J.B. Collip and the Development of Medical Research in Canada

J.B. Collip and the Development of Medical Research in Canada

Author: Alison Li

Publisher: McGill-Queen's Press - MQUP

Published: 2003

Total Pages: 284

ISBN-13: 9780773526099

DOWNLOAD EBOOK

The intriguing life of J.B. Collip, whose restless drive fuelled his pioneering studies in endocrinology and sustained a successful research enterprise through the first half of the twentieth century.


Essays in the History of Canadian Law

Essays in the History of Canadian Law

Author: George Blaine Baker

Publisher: University of Toronto Press

Published: 2013-12-06

Total Pages: 609

ISBN-13: 1442670061

DOWNLOAD EBOOK

The essays in this volume deal with the legal history of the Province of Quebec, Upper and Lower Canada, and the Province of Canada between the British conquest of 1759 and confederation of the British North America colonies in 1867. The backbone of the modern Canadian provinces of Ontario and Quebec, this geographic area was unified politically for more than half of the period under consideration.
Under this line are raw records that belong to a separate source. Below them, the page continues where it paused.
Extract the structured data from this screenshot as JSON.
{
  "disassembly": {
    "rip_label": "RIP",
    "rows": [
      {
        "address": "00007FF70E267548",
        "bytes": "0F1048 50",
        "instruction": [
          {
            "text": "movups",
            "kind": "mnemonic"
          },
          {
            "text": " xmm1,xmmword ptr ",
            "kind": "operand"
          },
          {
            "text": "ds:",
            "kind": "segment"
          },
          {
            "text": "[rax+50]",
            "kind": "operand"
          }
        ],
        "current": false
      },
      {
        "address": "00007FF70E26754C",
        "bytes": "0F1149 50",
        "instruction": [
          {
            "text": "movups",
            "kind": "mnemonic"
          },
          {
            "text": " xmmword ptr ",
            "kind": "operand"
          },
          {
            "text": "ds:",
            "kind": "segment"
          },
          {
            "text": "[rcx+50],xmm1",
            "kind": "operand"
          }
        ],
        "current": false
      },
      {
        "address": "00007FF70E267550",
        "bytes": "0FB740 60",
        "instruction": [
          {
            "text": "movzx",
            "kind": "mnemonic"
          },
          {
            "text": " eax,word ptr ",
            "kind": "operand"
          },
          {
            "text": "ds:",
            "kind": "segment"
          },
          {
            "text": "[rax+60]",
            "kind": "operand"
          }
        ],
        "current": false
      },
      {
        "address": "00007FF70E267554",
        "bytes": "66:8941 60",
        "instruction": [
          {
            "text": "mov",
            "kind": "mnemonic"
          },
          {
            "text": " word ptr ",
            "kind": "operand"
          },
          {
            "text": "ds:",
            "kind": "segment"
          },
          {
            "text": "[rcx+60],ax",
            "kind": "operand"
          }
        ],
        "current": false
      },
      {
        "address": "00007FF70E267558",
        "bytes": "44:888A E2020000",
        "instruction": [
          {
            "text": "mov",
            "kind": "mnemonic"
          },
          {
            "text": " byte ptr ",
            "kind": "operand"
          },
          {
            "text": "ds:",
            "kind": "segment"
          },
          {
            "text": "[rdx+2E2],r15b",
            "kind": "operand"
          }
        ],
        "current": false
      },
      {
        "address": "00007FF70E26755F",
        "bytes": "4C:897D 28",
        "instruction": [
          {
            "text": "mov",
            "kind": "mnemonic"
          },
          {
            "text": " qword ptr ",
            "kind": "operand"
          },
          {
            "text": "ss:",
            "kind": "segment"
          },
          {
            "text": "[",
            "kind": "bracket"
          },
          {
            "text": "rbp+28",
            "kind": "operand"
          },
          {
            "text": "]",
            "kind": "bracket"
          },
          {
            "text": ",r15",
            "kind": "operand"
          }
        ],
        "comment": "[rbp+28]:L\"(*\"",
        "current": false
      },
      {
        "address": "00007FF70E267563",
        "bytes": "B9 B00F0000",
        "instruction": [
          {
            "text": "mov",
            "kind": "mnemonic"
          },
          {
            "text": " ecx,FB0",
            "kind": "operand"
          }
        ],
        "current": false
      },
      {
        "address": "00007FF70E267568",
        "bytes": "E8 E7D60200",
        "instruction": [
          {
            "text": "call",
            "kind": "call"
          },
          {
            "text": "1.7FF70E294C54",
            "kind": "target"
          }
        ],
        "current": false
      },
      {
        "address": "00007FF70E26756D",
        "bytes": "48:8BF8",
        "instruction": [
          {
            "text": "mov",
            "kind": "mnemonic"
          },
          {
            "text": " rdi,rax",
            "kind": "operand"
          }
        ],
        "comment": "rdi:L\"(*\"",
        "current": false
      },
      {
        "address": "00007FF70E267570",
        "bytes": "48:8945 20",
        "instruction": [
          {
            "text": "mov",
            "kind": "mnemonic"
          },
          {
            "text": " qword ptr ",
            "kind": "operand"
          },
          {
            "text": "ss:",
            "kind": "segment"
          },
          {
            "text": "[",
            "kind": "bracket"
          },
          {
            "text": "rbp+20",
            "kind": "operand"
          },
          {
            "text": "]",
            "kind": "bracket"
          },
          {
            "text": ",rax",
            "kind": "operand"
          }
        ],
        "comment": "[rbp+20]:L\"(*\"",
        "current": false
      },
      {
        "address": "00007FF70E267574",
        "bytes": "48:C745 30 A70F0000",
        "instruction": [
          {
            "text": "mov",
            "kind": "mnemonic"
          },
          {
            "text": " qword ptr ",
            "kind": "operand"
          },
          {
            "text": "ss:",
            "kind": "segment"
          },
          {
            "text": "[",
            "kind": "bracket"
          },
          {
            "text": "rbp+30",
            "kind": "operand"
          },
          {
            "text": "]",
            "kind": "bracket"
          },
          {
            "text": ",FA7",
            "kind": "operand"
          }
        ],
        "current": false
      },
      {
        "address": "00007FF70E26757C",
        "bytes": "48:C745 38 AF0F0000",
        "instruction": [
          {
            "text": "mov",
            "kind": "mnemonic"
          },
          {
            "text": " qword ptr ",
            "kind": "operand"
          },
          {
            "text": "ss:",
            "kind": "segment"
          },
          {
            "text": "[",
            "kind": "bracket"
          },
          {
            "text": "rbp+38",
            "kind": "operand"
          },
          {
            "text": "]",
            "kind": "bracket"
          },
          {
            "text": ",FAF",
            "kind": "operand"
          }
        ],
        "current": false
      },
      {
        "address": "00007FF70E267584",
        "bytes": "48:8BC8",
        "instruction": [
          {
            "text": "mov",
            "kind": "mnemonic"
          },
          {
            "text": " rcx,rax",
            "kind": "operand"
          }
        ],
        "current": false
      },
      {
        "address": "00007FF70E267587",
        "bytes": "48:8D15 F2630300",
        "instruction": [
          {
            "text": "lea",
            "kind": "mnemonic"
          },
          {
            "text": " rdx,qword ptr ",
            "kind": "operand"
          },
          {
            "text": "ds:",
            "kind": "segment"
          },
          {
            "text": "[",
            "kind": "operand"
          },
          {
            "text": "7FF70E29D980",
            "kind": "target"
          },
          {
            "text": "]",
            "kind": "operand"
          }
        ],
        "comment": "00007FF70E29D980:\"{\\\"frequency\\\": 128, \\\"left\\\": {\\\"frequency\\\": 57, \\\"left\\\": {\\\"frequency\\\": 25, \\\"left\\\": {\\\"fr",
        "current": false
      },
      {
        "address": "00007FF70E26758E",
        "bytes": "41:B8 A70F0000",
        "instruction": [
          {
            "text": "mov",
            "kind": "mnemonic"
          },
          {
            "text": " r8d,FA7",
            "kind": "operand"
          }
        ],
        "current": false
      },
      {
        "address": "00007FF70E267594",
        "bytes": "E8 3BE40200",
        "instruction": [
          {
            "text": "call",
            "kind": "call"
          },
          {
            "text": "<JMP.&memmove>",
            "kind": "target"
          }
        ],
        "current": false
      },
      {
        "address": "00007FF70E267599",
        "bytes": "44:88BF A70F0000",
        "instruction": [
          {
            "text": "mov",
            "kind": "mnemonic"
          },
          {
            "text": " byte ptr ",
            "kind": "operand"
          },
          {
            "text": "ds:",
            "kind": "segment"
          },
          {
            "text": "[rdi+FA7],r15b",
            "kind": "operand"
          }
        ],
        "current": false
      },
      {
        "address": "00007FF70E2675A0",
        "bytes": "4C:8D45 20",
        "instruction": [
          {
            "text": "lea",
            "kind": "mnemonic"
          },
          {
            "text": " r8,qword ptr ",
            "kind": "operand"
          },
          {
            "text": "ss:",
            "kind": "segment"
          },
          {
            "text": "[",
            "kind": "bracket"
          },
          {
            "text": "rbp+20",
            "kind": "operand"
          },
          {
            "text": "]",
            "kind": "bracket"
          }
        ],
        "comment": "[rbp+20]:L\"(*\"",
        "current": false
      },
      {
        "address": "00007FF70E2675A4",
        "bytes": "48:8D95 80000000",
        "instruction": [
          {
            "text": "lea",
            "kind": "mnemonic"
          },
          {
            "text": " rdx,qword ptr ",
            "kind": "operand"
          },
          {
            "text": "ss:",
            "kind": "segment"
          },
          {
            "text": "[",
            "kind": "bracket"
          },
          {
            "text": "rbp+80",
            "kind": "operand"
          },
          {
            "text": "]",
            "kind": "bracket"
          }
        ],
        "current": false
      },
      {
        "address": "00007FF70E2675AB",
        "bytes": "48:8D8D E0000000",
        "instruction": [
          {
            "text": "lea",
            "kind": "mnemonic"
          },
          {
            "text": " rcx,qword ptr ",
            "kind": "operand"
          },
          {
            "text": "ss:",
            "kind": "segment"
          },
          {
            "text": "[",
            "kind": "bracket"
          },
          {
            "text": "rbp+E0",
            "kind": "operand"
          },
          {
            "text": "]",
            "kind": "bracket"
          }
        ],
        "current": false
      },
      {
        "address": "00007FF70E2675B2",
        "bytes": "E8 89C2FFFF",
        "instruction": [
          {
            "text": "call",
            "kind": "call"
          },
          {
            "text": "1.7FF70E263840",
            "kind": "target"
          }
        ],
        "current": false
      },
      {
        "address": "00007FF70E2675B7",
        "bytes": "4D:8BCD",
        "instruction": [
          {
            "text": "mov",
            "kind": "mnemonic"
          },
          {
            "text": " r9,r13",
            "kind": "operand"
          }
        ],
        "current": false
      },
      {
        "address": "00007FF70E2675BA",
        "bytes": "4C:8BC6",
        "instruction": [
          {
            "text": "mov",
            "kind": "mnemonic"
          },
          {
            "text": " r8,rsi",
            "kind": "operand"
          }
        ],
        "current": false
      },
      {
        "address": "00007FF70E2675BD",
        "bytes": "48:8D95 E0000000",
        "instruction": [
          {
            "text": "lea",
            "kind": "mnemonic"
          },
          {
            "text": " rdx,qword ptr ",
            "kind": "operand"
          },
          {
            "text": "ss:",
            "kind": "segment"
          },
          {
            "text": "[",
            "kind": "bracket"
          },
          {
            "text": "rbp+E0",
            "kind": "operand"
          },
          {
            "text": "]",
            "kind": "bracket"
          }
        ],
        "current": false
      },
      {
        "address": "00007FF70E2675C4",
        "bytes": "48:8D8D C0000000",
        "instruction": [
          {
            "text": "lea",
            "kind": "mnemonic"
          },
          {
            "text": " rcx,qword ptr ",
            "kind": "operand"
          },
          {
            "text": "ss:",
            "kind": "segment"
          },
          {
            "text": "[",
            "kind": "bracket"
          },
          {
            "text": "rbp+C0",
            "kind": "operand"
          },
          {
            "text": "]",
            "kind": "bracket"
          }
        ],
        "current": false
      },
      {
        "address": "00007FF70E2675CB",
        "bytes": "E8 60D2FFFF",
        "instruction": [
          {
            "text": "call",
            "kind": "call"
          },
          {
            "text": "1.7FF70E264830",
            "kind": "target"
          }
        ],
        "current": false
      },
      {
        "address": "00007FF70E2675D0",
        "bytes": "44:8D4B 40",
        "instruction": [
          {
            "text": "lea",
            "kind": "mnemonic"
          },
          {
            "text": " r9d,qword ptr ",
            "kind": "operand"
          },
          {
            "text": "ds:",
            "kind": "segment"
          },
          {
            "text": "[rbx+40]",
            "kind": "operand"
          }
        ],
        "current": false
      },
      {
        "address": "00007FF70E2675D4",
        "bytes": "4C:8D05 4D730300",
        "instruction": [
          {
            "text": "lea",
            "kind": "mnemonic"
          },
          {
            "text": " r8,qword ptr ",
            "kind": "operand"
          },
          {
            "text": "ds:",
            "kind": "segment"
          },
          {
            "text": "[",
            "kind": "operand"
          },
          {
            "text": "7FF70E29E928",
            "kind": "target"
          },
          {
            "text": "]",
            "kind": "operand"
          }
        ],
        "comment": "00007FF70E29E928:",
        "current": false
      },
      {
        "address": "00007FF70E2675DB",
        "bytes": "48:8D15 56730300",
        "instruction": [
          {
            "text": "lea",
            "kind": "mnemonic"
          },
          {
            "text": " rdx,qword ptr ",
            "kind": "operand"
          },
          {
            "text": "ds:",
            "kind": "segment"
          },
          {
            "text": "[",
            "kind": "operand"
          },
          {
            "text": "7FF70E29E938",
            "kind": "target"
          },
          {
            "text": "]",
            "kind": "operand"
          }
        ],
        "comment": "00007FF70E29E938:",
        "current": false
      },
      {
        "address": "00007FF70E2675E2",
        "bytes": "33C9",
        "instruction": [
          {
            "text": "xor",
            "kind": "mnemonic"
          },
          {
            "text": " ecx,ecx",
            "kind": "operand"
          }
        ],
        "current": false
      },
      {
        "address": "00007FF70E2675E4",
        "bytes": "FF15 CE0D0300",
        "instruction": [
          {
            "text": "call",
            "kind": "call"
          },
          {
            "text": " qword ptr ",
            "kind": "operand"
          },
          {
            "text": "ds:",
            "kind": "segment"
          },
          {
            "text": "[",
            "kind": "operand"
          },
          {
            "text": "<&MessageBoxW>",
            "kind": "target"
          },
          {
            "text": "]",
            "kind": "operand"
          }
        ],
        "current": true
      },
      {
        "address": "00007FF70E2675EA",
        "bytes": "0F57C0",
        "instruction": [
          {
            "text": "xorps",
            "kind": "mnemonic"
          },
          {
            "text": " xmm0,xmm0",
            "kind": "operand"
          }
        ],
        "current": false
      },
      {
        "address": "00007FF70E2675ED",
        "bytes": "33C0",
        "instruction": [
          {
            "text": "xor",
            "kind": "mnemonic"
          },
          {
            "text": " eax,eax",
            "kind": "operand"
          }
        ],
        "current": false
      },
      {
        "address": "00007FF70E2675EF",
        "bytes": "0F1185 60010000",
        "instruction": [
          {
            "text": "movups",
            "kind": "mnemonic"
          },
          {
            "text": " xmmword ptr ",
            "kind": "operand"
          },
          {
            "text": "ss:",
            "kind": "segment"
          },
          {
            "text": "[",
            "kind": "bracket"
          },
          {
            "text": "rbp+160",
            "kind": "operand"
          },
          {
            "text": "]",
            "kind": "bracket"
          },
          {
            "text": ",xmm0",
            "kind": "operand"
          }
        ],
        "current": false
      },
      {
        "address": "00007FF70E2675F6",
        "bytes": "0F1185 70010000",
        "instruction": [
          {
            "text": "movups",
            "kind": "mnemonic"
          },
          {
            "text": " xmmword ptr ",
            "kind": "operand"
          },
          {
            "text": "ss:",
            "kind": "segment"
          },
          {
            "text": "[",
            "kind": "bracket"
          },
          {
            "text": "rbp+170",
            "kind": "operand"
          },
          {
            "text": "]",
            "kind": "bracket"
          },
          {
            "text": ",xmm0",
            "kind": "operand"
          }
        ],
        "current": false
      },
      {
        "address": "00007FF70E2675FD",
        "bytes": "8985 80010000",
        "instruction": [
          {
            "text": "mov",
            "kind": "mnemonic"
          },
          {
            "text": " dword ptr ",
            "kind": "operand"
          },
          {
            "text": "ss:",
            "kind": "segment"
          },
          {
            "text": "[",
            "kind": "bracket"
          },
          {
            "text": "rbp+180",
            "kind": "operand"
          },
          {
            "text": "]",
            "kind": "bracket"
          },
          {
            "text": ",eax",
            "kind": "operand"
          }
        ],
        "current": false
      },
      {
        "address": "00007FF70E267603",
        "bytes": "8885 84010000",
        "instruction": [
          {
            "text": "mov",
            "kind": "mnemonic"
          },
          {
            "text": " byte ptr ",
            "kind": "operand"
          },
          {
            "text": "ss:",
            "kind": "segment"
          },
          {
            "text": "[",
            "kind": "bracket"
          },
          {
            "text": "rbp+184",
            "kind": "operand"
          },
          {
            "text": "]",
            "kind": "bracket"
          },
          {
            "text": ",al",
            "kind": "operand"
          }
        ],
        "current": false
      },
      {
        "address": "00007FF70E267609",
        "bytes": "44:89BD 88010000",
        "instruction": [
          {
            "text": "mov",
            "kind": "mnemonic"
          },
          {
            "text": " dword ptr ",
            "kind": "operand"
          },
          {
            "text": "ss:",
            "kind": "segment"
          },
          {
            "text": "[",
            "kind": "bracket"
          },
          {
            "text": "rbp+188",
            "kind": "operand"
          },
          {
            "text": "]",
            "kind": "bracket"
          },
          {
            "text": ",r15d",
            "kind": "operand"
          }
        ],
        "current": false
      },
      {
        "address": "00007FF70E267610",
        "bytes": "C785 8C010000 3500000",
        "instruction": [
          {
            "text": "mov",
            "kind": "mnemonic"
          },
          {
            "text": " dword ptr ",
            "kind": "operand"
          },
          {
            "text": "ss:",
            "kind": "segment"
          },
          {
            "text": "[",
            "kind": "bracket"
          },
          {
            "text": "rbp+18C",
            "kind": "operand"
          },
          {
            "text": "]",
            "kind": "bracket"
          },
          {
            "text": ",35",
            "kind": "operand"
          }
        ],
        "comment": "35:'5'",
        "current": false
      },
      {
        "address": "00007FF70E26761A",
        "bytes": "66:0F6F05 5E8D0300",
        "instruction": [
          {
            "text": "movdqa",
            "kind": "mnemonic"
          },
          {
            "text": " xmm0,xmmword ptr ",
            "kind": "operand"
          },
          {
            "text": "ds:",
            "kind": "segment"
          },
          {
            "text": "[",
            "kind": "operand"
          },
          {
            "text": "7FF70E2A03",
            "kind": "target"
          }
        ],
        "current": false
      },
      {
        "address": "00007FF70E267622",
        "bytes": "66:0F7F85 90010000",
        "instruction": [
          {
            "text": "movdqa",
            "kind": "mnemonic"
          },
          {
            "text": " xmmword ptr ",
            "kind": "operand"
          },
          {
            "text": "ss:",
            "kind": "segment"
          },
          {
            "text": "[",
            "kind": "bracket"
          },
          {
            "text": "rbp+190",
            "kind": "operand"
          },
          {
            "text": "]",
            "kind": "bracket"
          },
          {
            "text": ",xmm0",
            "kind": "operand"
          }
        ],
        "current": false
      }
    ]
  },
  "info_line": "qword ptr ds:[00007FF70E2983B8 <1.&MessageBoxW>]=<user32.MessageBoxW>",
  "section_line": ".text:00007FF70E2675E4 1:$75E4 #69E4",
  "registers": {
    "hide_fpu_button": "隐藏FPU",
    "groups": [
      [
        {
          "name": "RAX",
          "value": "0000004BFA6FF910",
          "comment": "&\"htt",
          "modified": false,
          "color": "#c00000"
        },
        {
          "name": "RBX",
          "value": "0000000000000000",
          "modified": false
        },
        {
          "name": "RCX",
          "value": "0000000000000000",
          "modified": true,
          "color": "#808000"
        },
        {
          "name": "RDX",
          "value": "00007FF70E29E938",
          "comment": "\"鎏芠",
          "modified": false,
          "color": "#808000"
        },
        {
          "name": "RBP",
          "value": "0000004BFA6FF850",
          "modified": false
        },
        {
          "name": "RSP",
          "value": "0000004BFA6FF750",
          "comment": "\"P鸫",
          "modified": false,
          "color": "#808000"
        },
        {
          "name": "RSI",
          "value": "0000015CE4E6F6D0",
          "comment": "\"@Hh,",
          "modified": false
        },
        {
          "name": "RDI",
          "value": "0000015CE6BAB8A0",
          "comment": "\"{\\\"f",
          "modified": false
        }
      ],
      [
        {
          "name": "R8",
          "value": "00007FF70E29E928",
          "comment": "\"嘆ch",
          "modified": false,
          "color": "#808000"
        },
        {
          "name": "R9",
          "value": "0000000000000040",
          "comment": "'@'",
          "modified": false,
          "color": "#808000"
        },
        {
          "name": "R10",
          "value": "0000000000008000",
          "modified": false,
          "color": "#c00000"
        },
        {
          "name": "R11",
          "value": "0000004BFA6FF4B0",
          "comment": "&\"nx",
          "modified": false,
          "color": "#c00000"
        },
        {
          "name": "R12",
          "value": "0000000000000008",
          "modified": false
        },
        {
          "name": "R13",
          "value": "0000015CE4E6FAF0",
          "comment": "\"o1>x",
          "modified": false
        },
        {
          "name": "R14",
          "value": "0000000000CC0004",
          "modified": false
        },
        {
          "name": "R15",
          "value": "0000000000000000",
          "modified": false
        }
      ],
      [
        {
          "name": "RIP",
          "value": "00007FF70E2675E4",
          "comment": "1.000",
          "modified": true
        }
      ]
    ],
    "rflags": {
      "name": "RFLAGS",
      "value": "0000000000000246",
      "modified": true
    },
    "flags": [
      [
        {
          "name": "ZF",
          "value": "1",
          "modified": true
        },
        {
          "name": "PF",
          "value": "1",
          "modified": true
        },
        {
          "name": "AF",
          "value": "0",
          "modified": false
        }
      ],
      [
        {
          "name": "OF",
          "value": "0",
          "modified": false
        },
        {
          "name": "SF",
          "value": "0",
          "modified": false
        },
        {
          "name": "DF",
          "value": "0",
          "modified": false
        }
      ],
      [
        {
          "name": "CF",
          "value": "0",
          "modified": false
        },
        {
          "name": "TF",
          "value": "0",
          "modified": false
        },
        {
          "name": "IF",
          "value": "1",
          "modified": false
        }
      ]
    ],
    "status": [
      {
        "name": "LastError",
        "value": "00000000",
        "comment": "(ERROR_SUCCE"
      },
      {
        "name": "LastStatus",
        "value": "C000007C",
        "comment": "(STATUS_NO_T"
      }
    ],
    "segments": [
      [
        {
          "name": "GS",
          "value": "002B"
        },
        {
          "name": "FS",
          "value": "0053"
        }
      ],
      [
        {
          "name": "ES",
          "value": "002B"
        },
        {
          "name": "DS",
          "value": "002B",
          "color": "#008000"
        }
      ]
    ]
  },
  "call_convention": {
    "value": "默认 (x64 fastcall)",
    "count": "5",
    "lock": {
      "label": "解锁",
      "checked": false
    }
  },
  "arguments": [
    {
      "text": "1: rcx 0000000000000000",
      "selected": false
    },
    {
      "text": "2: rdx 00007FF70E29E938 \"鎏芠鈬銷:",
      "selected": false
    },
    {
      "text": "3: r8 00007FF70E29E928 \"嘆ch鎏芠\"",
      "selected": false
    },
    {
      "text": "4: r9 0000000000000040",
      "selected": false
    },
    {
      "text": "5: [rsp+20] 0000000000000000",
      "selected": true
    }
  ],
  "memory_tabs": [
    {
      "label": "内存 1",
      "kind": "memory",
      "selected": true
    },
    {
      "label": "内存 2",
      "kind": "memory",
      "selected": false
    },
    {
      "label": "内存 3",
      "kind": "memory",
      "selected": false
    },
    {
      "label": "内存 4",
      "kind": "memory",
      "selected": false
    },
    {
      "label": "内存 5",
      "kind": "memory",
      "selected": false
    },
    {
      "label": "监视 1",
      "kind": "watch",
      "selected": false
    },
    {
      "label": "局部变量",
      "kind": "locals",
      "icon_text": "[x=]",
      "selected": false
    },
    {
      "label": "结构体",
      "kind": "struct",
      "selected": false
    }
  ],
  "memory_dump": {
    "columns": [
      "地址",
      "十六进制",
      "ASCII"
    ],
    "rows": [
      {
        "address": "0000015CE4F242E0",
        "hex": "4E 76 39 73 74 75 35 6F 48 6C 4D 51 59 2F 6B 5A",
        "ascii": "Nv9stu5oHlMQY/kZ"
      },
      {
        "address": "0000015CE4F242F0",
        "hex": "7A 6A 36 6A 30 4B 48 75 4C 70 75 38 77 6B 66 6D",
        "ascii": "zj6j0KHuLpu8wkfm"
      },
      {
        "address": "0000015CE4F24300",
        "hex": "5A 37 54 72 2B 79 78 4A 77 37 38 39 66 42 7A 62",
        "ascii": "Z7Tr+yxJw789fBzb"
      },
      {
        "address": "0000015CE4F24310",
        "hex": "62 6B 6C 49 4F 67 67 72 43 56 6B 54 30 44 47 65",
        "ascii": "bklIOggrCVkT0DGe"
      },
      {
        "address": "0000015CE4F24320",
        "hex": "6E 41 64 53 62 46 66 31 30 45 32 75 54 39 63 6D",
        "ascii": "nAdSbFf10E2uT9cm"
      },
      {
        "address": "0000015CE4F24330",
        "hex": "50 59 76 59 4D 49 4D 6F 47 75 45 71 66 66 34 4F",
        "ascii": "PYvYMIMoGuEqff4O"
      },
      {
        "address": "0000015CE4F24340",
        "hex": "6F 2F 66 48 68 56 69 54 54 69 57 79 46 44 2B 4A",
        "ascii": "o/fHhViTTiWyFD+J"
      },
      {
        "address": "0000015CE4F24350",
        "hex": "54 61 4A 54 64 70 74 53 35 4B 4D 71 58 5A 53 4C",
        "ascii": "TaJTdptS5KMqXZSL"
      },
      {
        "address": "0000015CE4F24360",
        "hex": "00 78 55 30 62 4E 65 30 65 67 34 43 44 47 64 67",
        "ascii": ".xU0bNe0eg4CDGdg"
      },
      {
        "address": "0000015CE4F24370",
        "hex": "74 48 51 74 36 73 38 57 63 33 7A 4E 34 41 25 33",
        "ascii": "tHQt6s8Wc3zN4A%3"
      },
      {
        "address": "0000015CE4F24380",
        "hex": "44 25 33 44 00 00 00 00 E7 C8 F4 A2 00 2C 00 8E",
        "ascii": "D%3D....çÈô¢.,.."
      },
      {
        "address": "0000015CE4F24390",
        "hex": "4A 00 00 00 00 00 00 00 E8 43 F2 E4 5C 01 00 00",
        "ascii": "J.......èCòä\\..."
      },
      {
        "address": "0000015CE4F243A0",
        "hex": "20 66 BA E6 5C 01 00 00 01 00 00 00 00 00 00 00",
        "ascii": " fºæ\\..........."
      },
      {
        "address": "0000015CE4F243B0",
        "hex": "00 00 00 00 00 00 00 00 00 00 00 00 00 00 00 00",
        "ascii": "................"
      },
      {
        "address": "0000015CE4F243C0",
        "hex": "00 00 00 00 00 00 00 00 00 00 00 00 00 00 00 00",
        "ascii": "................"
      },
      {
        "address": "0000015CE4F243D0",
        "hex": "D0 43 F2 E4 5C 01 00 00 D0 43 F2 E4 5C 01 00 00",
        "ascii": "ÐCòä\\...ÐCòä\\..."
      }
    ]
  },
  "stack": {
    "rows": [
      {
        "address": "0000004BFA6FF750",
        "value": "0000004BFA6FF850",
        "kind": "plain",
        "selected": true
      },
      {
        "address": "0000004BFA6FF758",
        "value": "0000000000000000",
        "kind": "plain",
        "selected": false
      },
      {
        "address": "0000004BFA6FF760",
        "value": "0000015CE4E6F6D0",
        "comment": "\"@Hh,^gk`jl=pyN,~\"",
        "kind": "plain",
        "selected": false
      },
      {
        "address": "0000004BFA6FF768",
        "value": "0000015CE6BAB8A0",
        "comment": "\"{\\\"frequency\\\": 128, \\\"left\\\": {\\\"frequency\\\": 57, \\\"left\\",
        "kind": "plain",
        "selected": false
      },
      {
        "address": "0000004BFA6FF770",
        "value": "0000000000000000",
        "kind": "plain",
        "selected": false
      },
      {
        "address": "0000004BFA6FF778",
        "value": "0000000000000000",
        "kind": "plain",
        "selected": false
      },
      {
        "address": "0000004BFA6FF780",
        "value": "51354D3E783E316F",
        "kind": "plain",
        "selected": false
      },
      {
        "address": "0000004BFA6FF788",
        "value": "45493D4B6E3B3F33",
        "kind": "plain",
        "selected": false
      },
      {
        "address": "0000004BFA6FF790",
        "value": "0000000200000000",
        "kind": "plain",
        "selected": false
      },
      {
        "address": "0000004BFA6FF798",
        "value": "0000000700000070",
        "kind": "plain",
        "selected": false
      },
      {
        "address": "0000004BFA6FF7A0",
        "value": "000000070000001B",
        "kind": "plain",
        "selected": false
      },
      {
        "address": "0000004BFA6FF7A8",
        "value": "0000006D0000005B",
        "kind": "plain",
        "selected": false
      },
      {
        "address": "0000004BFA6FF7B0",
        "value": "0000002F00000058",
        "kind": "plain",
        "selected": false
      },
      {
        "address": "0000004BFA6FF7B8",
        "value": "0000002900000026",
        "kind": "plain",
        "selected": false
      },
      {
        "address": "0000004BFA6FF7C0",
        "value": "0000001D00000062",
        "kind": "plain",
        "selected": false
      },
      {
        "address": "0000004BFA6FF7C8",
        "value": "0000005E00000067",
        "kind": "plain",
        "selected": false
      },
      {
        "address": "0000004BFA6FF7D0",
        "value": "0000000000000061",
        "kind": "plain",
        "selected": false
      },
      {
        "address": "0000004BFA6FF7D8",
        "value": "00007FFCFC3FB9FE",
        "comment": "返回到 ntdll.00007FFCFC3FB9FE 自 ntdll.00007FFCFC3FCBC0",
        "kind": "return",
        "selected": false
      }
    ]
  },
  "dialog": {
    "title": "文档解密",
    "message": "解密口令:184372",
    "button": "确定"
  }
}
As such, four of the papers are set in the geographic cradle of modern Quebec, four treat nineteenth-century Ontario, and the remaining four deal with the St. Lawrence and Great Lakes watershed as a whole. The authors come from disciplines as diverse as history, socio-legal studies, women’s studies, and law. The majority make substantial use of second-language sources in their essays, which shade into intellectual history, social and family history, regulatory history, and political history.